O Caminho de Santiago – por ser longo e perigoso – era na Idade Média sobretudo percorrido por homens. Recuso-me contudo a acreditar que entre os peregrinos não houvesse mulheres; algumas haveria que, quando encontravam romarias, nelas deviam participar. Queimavam “candeas”, iam à missa e à procissão, aproveitavam para comprar pão, vinho, queijo, enchidos, fruta seca ou fresca, descobriam outros trajos, outros costumes, outras linguagens… E as mais “meninhas” talvez também dançassem.
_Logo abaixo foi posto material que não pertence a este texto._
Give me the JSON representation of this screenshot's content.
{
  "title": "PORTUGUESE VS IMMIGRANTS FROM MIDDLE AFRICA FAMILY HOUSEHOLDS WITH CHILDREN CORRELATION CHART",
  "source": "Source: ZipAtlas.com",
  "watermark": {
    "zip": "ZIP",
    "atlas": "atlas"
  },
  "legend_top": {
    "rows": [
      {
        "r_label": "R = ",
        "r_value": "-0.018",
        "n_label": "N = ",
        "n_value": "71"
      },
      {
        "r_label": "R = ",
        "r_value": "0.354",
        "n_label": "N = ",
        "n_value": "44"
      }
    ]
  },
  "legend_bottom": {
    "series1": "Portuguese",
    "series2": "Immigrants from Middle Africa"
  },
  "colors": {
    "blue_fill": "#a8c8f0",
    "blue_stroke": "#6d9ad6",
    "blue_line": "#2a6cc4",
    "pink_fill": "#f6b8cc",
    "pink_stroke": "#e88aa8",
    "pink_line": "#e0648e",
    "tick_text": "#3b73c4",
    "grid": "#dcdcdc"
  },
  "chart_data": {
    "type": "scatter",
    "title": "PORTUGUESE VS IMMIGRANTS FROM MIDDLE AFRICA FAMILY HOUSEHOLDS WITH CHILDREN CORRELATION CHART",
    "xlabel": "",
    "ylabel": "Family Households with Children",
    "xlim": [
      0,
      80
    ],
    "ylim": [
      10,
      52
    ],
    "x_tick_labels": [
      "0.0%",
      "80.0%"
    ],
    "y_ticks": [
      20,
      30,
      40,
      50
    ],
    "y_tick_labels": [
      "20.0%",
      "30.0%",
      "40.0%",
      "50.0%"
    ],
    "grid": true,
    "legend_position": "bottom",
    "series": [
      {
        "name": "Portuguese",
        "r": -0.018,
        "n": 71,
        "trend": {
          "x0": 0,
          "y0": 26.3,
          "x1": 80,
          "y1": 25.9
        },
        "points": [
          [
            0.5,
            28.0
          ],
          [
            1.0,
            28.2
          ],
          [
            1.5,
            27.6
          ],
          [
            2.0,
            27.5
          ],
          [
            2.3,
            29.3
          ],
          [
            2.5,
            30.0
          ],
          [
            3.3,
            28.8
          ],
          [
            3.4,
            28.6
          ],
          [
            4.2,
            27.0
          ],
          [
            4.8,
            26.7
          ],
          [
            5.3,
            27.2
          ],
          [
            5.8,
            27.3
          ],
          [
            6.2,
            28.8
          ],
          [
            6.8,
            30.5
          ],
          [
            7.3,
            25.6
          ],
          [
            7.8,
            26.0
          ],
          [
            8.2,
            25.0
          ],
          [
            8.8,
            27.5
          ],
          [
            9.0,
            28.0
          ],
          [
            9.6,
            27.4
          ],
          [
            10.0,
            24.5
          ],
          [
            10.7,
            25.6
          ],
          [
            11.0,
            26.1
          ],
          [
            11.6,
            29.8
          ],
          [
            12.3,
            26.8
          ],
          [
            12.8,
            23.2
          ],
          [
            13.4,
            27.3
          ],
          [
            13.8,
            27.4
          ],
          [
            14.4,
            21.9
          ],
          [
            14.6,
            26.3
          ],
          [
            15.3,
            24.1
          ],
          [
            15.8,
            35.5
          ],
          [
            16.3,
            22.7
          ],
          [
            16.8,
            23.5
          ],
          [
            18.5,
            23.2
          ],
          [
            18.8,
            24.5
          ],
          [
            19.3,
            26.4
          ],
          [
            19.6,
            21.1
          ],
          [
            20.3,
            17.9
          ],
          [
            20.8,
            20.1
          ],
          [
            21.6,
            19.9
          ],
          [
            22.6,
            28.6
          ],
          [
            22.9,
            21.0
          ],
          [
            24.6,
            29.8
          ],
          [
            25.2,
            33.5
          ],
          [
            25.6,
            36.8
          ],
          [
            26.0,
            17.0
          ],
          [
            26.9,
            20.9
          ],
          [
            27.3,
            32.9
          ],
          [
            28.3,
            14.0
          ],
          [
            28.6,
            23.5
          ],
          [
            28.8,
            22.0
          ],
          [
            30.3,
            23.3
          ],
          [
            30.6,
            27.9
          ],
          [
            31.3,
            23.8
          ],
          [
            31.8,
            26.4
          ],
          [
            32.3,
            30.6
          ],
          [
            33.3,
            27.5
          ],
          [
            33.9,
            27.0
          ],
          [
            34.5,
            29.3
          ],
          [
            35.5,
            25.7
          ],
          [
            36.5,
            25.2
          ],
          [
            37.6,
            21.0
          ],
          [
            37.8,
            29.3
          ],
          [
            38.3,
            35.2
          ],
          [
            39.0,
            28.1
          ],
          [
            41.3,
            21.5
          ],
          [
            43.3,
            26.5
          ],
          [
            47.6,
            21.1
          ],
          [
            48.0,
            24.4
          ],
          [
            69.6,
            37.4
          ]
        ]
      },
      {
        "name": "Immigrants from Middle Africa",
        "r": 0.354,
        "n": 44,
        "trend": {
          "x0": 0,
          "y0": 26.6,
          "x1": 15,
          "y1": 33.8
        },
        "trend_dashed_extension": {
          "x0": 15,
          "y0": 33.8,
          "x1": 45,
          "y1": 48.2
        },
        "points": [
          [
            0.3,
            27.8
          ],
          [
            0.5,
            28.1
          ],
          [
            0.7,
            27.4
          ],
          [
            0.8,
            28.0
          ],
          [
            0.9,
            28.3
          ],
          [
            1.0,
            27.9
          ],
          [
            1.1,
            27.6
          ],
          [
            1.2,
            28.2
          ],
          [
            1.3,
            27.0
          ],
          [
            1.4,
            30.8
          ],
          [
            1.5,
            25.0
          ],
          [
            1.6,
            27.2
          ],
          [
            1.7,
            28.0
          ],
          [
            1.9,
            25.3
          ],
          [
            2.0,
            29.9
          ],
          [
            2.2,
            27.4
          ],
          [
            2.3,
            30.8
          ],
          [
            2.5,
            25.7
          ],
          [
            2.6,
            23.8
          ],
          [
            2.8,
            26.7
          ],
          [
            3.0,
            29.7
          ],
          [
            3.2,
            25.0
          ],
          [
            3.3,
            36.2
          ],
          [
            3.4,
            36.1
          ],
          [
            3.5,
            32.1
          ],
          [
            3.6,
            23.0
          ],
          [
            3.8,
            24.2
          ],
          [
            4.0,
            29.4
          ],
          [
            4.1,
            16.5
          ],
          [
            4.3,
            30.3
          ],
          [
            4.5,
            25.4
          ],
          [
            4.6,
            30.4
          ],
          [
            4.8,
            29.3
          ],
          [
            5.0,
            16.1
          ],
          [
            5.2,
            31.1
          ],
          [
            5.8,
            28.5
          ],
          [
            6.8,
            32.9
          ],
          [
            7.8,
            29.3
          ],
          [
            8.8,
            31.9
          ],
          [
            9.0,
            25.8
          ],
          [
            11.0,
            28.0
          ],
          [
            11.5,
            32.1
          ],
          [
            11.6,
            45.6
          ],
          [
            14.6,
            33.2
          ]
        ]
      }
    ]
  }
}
Entretanto muita gente passou a viver virtualmente, vê tudo em ecrãs, faz tudo em ecrãs, encontra no Facebook as suas centenas de “amigos” e, quando sai de casa, vai aos hipermercados e centros comerciais; por outro lado a Igreja deixou de poder de controlar os modos de vida. Uma consequência disto tudo foi as romarias – um tempo social, lúdico, religioso, comercial – perderem a força de atração que durante séculos tinham mantido. No entanto em 2010, na etapa de Barcelos a Ponte de Lima, vi no chão as flores – não pisadas – de uma procissão: a romaria fora na véspera. E no ano passado percorri a etapa do Porto a Vilarinho no dia de Páscoa; a partir de Moreira da Maia, os párocos andavam a benzer as casas, por consequência os habitantes também haviam espalhado flores pelo chão. Os alemães com quem eu passara a noite em Vilarinho na companhia do americano, perguntaram-me o que significavam aquelas giestas e camélias e orquídeas no limiar dos portões. Era não só a ressurreição de Cristo mas também da flora… Uma festa da primavera.